Rain pockmarks the lake as Aida lowers the disk into the water. At first, the machine splutters a few words onto the screen, deletes and blinks. Aida waits. Then suddenly, a flourish of characters. A story that begins thousands of years ago, when melting ice filled deep cavities in the earth, and the lakes of the land were formed. A story that tells of bounteous life, of wild and unimaginable swimming creatures now long gone, of flourishing ecosystems where every fish, plant and microorganism had a vital role. And of human life.

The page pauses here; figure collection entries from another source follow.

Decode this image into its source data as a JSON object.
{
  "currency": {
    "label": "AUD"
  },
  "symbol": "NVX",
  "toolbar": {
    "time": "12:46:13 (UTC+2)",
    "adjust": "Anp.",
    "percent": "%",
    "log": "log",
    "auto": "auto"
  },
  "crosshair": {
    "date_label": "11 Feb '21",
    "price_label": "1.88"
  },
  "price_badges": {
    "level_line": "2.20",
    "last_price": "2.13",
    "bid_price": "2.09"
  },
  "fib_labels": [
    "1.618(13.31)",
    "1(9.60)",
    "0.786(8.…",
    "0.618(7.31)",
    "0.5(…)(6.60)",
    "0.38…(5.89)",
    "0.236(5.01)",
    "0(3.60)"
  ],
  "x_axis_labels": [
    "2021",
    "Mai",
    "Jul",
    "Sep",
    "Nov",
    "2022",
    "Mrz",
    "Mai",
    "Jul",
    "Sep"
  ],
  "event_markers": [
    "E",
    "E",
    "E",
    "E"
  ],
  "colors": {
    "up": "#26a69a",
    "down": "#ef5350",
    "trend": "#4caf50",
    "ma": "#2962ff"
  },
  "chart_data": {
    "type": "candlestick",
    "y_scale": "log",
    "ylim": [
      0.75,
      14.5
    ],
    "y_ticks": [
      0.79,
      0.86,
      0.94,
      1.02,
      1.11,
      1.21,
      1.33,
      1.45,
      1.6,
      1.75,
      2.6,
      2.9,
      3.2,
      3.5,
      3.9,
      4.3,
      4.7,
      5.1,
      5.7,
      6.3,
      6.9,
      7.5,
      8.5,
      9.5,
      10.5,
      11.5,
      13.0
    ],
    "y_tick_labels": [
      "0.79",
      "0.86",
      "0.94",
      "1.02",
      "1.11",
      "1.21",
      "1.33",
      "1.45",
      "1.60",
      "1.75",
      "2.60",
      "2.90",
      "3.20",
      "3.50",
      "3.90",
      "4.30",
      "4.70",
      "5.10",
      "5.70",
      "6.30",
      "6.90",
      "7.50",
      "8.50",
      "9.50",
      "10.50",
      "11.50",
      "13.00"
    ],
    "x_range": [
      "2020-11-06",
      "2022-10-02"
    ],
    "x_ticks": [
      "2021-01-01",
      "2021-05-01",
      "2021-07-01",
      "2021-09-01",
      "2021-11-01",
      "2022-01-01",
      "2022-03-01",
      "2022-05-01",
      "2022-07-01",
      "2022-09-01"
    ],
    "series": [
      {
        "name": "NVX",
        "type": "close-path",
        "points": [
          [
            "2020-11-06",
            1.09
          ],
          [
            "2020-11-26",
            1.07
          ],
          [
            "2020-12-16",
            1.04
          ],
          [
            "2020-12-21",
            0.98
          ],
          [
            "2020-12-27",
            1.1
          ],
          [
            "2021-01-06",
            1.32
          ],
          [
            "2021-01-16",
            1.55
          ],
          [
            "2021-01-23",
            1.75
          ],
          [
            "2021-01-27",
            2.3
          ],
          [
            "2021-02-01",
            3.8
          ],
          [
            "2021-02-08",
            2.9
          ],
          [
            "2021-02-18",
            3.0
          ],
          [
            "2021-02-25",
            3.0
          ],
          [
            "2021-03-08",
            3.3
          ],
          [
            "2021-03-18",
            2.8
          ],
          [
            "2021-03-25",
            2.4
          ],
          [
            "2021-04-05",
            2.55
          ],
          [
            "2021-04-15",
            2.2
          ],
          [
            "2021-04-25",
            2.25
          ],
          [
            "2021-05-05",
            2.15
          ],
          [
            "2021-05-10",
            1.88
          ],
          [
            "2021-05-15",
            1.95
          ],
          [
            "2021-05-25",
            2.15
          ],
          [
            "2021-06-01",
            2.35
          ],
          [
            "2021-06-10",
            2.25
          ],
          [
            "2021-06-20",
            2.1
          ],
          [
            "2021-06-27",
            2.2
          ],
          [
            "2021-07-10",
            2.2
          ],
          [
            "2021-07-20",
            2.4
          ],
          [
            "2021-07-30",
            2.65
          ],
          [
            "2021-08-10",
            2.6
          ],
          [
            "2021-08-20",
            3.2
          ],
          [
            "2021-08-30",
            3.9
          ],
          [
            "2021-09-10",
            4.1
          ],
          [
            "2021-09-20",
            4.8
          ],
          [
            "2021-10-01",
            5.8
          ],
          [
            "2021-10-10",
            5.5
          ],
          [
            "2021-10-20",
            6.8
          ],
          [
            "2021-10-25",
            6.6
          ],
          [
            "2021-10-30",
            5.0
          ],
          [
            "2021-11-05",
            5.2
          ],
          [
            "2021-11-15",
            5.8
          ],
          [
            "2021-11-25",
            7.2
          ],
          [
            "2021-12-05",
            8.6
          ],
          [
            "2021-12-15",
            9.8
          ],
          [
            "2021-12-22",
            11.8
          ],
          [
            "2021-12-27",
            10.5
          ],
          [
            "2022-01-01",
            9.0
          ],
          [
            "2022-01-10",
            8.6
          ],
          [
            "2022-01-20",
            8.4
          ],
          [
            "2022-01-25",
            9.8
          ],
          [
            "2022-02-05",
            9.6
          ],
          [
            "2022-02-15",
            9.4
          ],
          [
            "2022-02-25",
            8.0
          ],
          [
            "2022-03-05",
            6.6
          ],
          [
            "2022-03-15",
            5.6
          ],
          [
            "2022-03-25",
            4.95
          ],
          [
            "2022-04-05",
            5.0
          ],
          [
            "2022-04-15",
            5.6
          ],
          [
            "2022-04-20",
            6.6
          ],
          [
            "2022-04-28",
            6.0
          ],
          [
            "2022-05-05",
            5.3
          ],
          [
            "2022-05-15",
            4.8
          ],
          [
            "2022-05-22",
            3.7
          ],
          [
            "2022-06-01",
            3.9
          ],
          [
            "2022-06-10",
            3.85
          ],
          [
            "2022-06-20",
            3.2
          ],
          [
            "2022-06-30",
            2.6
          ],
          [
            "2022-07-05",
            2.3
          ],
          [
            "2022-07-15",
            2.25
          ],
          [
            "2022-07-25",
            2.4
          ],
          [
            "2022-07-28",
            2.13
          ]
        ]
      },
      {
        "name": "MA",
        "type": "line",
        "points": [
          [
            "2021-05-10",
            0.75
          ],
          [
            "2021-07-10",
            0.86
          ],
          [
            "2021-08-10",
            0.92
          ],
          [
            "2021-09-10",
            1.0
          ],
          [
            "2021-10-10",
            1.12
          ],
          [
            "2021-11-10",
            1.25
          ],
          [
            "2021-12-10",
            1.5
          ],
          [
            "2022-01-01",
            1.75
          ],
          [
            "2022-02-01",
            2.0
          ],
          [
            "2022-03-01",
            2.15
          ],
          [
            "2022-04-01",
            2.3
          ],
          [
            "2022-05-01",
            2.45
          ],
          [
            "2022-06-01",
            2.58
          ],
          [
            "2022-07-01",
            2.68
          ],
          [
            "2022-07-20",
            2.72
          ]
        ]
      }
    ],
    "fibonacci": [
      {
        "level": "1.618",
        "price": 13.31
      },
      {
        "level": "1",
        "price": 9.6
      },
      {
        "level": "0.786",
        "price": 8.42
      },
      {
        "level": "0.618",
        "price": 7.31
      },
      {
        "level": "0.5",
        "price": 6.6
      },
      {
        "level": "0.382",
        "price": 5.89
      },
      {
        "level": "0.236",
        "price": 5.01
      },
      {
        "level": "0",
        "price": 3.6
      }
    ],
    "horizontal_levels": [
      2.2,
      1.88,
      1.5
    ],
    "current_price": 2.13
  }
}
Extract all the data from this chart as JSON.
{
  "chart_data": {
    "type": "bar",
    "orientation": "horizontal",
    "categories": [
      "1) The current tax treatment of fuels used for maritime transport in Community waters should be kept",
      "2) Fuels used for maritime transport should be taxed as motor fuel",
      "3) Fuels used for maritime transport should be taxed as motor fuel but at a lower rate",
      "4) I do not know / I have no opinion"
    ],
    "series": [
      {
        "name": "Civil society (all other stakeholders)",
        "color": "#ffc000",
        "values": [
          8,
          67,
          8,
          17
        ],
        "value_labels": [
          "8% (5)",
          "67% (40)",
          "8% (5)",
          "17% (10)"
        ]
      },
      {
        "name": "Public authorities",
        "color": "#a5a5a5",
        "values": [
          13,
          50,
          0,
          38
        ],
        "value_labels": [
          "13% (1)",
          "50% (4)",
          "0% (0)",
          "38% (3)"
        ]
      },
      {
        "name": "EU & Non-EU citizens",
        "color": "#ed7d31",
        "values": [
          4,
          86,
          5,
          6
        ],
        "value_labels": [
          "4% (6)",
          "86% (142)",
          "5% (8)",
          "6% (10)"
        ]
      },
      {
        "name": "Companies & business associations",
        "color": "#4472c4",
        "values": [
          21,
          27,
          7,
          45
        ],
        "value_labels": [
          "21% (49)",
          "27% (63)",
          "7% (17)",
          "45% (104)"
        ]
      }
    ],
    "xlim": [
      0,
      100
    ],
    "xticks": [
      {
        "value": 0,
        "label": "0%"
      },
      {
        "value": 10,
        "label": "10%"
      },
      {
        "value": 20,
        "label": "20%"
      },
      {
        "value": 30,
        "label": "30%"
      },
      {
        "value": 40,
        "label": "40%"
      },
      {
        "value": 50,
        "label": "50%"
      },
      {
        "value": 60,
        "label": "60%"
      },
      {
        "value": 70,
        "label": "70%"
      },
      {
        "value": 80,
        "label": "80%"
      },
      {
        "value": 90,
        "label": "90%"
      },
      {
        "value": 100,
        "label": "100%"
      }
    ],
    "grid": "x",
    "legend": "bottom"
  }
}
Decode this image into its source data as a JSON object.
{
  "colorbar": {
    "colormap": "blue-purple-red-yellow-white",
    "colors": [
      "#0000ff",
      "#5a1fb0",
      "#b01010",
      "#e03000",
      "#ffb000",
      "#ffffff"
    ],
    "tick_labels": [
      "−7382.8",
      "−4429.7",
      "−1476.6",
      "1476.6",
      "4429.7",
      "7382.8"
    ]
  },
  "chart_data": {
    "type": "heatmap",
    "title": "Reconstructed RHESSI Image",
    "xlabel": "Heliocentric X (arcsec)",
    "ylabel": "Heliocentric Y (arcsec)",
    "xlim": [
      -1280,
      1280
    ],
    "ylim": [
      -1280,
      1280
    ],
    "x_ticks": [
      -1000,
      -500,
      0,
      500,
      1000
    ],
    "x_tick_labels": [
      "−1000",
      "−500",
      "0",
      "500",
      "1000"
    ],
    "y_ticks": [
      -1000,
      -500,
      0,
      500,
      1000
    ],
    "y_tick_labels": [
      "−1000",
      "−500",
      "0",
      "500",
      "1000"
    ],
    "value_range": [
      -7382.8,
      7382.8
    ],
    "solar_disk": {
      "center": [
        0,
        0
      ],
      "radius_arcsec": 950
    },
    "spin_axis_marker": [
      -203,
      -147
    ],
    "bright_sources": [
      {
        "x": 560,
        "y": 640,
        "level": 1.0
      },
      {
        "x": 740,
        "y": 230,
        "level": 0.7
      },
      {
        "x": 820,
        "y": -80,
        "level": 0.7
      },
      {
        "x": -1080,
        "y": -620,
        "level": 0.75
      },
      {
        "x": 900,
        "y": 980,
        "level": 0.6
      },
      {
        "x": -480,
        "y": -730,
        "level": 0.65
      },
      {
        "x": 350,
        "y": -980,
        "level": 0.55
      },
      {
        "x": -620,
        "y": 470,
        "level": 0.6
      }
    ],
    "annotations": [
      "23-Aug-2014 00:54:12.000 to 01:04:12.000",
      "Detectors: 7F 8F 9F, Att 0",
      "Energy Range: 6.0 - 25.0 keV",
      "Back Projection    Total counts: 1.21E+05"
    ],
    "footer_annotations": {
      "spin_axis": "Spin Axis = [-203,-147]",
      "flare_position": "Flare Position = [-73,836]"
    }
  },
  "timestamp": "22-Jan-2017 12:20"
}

Of people who once worshipped the lake, who survived off it, so nurtured it and who took only their share of the bounty. Of people that began to change and disconnect from the Earth. Taking too much and ignoring the calls of the elements to stop. And a story that describes a deep hurt and suffering.


A lake’s voice, a machine that learnt to render it and a woman with a tool for change. But would they listen?